Fronteira com a Venezuela segue aberta e sob monitoramento, afirma ministro da Defesa

Foto: Valter Campanato/Agência Brasil

O ministro da Defesa, José Múcio, afirmou neste sábado (3) que a fronteira do Brasil com a Venezuela, no estado de Roraima, segue tranquila, aberta e sob monitoramento constante das Forças Armadas. A declaração ocorre após os ataques dos Estados Unidos à Venezuela e a captura do presidente Nicolás Maduro e de sua esposa, Cilia Flores. Segundo o governo brasileiro, não há registro de brasileiros feridos nos bombardeios.

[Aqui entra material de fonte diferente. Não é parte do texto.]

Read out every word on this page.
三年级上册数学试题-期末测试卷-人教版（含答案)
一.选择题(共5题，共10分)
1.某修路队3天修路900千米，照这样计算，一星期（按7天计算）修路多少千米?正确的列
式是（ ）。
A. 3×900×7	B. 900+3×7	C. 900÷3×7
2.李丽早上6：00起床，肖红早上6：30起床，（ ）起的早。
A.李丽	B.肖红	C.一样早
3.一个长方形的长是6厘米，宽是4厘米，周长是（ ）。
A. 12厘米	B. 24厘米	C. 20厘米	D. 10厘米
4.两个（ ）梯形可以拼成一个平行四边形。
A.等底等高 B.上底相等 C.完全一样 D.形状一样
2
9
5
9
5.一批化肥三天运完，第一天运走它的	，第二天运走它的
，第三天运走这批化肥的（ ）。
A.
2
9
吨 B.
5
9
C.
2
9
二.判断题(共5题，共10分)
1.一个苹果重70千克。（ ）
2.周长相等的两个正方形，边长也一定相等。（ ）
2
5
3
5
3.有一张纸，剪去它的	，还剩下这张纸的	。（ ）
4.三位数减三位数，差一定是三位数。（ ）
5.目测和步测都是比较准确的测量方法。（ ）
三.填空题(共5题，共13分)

De acordo com Múcio, o país mantém presença militar reforçada na região amazônica, com cerca de 10 mil militares, sendo aproximadamente 2,3 mil em Roraima. O ministro destacou que o governo acompanha a situação com cautela diante do grande volume de informações desencontradas. “A fronteira está absolutamente tranquila. Temos contingente e equipamentos na região e estamos monitorando os desdobramentos”, afirmou.

As declarações foram dadas após uma reunião de emergência realizada no Itamaraty, em Brasília, com a participação do presidente Luiz Inácio Lula da Silva por videoconferência. Um segundo encontro foi agendado para o fim da tarde, também no Ministério das Relações Exteriores, para reavaliar o cenário e discutir eventuais medidas adicionais.

Participaram da reunião representantes de diversas áreas do governo, incluindo as ministras interinas das Relações Exteriores, Maria Laura da Rocha, e da Casa Civil, Miriam Belchior, além do ministro-chefe da Secretaria de Comunicação Social, Sidônio Palmeira, e integrantes da Secretaria de Relações Institucionais e do Ministério da Justiça e Segurança Pública.

Em nota, o Ministério das Relações Exteriores informou que o presidente Lula reafirmou a posição do Brasil de condenar o ataque dos Estados Unidos à Venezuela e a captura do presidente venezuelano por forças estrangeiras. A ministra interina Maria Laura da Rocha afirmou que, até o momento, não há informações sobre o paradeiro de Maduro, mas garantiu que a comunidade brasileira no país vizinho está em segurança.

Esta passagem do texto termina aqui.